Researchers at City University of London and University of Oxford conducted a randomised controlled trial in two outer London boroughs. Across 21 schools, 358 Year 7 underperforming pupils (mean age = 12.8 years) were recruited, and randomised to four groups within each school: vocabulary intervention, narrative intervention, combined narrative and vocabulary intervention, and delayed waiting control group. The narrative programme focused on the understanding and telling of stories, using a story structure to support story generation. Pupils were introduced to different types of stories (fictional, non‐fictional, scripts) and narrative genres. The vocabulary programme focused on developing key concepts and vocabulary items relevant to the curriculum (eg, nutrition) and age-appropriate (eg, careers). A variety of tasks including word associations, categorisation, mind‐mapping and word‐building were used to reinforce word learning.

The language and communication programmes (narrative, vocabulary, and combined narrative and vocabulary) were delivered by TAs in the classroom, three times per week, for 45–60 min each, over six weeks, totalling 18 sessions. Assessments were conducted pre- and post-intervention.

Overall, pupils in the intervention groups made greater improvements on standardised measures of narrative (effect size = +0.296), but not vocabulary skills, compared with control group children.

Source: Improving storytelling and vocabulary in secondary school students with language disorder: a randomized controlled trial (March 2019), International Journal of Language and Communication Disorders, 54:4

Professional development for early childhood language and literacy

In the field of education, professional development (PD) is intended to improve both classroom teaching and children’s learning. A new study, published in Journal of Educational Psychology, looks at what effect PD has when used at scale with large numbers of educators.

In this large-scale randomised controlled trial, Shayne B Piasta and colleagues examined the effectiveness of a language and literacy PD programme on both teacher and child outcomes in early childhood education. More than 500 teachers across one US state took part in the trial and were randomly assigned to one of three groups: professional development with coaching, professional development without coaching, or a comparison group. Teachers in the PD groups received 30 hours of state-sponsored language and literacy professional development, with those assigned to the coaching groups also receiving ongoing individualised coaching throughout the academic year.
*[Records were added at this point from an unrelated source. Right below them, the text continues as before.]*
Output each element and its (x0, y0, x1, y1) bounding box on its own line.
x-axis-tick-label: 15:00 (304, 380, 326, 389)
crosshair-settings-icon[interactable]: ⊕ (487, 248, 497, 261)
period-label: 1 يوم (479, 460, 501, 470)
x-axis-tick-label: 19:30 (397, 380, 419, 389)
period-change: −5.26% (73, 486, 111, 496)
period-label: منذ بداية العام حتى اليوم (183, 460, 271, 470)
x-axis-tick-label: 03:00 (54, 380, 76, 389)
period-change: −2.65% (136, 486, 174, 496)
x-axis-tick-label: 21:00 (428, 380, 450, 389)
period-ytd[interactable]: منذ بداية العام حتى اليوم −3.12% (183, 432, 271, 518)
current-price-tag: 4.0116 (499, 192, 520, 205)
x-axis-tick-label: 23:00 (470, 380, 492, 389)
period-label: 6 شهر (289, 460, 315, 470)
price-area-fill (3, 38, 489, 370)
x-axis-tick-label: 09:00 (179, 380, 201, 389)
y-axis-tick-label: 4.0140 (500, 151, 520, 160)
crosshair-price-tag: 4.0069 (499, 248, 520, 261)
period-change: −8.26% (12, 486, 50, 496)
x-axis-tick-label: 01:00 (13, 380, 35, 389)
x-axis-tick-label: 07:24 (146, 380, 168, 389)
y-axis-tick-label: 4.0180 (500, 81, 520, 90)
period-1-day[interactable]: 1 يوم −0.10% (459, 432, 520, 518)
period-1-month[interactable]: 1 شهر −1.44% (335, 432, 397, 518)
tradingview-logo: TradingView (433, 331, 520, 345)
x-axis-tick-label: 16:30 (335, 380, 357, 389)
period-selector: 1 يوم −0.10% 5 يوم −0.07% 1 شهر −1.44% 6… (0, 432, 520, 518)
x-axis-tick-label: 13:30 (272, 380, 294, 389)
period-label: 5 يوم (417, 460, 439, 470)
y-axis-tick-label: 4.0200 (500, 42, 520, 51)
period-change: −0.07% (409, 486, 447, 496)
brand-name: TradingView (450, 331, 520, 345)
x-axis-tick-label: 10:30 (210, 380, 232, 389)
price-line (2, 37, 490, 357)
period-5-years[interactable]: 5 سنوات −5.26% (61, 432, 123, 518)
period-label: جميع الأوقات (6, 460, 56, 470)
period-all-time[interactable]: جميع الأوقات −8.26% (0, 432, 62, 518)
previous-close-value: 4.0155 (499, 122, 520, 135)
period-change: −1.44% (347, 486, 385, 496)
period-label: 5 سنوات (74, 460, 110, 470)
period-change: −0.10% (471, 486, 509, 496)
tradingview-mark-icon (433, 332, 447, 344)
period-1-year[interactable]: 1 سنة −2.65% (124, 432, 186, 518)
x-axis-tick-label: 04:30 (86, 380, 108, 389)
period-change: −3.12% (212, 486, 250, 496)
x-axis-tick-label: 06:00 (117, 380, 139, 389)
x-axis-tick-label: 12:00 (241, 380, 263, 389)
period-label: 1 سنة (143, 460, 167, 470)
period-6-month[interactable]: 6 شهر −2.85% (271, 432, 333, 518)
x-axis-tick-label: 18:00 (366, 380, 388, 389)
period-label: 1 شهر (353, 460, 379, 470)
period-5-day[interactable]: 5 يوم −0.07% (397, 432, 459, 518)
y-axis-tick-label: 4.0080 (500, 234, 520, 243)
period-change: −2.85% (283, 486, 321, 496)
Teachers in the comparison group also received state-sponsored PD, but in other subjects.

The results of the trial suggest that PD affected only a few aspects of classroom language and literacy teaching practices relative to the comparison group, and did not affect children’s literacy learning. PD with coaching showed a small positive impact on the quantity of phonological awareness, while both PD with and without coaching had a small positive impact on the quality of teaching in phonological awareness and writing.